The results of the latest auction of CO2 allowances were announced and the price continues to rise, increasing 12 percent above the amount from just three months ago. The price hit $63.03 per metric ton of CO2, which amounts to about 50 cents per gallon of gasoline and 61 cents per gallon for diesel.
The high price again exceeded the cost containment cap, triggering another special auction to put additional CO2 allowances on the market in an effort to reduce prices. Washington has surpassed the cost containment cap twice in just three auctions. California has never done that in the decade their system has been in place.
There are growing indications that the Climate Commitment Act (CCA), the formal name of the tax on CO2 emissions, is broken. … Once again, Washington politicians have chosen an extremely expensive and relatively ineffective policy. …

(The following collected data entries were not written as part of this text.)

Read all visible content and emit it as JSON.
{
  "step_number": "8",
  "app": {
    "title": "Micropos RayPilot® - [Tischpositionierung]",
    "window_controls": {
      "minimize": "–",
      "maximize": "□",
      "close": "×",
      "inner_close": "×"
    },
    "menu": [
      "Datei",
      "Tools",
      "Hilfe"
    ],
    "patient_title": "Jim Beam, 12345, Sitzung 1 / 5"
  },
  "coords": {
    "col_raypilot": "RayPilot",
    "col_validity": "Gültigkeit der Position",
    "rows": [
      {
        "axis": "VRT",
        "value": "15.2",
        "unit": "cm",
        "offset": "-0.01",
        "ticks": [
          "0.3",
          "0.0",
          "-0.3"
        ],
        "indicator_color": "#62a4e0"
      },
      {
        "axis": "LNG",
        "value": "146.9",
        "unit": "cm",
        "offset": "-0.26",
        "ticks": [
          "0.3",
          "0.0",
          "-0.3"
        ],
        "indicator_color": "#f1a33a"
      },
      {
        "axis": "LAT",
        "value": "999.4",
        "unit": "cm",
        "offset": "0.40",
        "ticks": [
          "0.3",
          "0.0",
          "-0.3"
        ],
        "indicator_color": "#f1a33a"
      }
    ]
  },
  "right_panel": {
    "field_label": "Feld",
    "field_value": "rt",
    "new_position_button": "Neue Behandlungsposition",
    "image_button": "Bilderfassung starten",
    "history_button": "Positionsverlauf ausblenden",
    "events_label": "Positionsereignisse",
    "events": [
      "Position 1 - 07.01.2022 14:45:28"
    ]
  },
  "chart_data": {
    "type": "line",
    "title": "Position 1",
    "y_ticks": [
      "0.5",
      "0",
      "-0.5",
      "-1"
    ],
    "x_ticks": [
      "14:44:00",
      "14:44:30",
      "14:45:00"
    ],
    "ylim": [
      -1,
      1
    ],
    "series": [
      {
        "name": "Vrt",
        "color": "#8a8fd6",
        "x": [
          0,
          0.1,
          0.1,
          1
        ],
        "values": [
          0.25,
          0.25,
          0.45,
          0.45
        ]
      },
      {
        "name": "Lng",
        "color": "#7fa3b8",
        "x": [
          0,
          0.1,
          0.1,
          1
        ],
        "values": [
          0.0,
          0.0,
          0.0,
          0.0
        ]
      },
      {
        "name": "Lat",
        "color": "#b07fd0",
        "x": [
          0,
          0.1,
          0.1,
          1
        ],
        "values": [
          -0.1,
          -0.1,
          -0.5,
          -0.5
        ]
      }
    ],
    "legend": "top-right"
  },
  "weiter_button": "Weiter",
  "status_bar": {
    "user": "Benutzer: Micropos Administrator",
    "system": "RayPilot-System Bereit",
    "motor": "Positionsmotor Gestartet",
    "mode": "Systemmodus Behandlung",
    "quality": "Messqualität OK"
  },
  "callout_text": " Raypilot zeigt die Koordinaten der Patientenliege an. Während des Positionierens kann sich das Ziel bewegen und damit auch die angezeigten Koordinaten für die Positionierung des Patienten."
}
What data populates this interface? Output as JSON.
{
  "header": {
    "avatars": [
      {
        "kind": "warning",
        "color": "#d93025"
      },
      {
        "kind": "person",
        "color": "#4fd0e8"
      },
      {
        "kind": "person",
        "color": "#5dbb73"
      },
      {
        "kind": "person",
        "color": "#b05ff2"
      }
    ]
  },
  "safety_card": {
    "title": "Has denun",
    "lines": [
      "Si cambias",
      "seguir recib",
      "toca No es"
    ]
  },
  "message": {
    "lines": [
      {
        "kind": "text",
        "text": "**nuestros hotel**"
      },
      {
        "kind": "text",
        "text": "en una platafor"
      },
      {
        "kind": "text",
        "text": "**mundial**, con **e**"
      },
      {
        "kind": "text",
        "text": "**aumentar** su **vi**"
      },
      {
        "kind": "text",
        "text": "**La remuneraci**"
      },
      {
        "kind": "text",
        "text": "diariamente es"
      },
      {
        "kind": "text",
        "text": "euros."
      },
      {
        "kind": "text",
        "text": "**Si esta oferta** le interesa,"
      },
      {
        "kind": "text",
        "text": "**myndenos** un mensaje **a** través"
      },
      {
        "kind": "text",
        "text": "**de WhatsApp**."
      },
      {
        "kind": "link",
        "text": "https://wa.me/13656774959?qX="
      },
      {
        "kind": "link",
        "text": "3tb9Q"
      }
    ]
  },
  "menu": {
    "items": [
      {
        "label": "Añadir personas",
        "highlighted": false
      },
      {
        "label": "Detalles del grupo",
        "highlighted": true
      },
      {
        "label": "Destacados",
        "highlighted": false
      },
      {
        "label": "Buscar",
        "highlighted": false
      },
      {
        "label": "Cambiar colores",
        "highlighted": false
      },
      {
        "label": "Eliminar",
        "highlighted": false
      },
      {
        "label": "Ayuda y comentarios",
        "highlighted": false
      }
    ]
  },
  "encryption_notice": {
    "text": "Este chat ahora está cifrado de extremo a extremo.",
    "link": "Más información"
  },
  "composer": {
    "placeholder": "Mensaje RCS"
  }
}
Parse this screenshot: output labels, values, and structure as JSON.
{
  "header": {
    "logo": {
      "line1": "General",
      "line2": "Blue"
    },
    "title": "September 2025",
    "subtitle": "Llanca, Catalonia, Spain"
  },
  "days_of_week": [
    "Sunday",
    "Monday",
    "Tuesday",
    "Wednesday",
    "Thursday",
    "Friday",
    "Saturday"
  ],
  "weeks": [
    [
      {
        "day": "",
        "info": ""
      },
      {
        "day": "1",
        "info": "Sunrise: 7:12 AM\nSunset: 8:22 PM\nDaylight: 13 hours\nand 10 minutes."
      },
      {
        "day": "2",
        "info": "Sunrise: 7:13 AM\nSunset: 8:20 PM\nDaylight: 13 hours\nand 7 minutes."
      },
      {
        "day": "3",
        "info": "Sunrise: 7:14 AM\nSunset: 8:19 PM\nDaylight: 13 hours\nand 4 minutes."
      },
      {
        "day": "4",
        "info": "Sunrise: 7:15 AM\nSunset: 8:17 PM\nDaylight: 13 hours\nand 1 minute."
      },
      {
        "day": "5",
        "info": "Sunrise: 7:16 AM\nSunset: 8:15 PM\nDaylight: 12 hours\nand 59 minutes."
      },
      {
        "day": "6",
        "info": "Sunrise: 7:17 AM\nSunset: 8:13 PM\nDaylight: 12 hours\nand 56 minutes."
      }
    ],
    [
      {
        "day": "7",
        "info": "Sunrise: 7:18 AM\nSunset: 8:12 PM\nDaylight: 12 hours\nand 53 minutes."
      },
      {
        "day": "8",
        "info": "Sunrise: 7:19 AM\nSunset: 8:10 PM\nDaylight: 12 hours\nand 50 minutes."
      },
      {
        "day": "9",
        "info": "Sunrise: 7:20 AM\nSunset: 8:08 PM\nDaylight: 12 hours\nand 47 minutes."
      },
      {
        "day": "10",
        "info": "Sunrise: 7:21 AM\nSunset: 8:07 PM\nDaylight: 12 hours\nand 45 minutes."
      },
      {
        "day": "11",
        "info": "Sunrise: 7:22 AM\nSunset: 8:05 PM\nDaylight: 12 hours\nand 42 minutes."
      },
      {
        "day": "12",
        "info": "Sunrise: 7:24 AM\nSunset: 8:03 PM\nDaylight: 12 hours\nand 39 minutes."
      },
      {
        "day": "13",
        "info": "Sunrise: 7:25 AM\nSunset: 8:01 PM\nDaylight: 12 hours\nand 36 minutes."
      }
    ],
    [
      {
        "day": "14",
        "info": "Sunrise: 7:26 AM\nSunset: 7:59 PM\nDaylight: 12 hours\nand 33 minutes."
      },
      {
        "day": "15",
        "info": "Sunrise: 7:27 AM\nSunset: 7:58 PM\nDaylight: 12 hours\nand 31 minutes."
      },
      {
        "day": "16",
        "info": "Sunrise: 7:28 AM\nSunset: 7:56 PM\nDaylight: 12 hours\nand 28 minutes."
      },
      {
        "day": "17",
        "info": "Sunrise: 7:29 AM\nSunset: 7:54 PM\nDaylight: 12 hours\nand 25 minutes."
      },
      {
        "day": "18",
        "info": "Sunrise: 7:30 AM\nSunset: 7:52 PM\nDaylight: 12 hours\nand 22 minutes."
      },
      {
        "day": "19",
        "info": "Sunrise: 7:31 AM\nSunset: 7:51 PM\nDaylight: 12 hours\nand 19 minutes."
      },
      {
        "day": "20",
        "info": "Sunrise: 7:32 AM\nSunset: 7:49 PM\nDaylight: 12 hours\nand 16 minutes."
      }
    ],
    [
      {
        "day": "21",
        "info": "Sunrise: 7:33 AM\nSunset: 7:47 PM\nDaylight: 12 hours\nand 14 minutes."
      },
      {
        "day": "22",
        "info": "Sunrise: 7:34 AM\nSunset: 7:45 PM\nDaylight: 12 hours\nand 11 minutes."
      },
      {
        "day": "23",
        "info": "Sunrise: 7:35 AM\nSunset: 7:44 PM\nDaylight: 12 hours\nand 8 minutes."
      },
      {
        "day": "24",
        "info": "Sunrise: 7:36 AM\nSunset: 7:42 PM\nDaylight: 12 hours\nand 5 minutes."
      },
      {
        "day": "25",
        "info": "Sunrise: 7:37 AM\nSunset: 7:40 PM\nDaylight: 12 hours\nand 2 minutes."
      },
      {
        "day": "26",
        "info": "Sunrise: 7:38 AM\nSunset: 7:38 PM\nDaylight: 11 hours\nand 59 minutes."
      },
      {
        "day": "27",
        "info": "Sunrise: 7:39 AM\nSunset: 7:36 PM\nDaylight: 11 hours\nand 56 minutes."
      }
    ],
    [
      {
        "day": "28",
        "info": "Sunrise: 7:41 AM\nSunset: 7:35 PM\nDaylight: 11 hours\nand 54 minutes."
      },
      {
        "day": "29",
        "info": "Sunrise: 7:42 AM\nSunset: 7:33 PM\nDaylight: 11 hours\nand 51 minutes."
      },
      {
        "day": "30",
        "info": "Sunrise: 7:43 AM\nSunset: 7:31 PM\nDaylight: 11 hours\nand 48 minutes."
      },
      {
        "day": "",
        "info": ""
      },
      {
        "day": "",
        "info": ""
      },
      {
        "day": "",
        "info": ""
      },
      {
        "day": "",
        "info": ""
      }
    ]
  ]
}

Washington’s climate law needs a significant overhaul, because even Ecology’s low projections show costs increasing through 2030. …
Elected officials should encourage all CO2-reducing innovation in order to meet the state’s climate goals at an affordable price. The Governor and legislators don’t want that, however, because although allowing innovative approaches to cut emissions would help meet Washington’s CO2 targets, the money for those projects doesn’t go to the state. It is clear that the Governor is prioritizing increased taxes over reducing CO2 efficiently.
At this point it is unlikely that the Governor or legislators will take steps to reduce the burden of increasing energy costs on families and business. Denial and distraction are likely to be their preferred strategy. And energy costs will keep rising.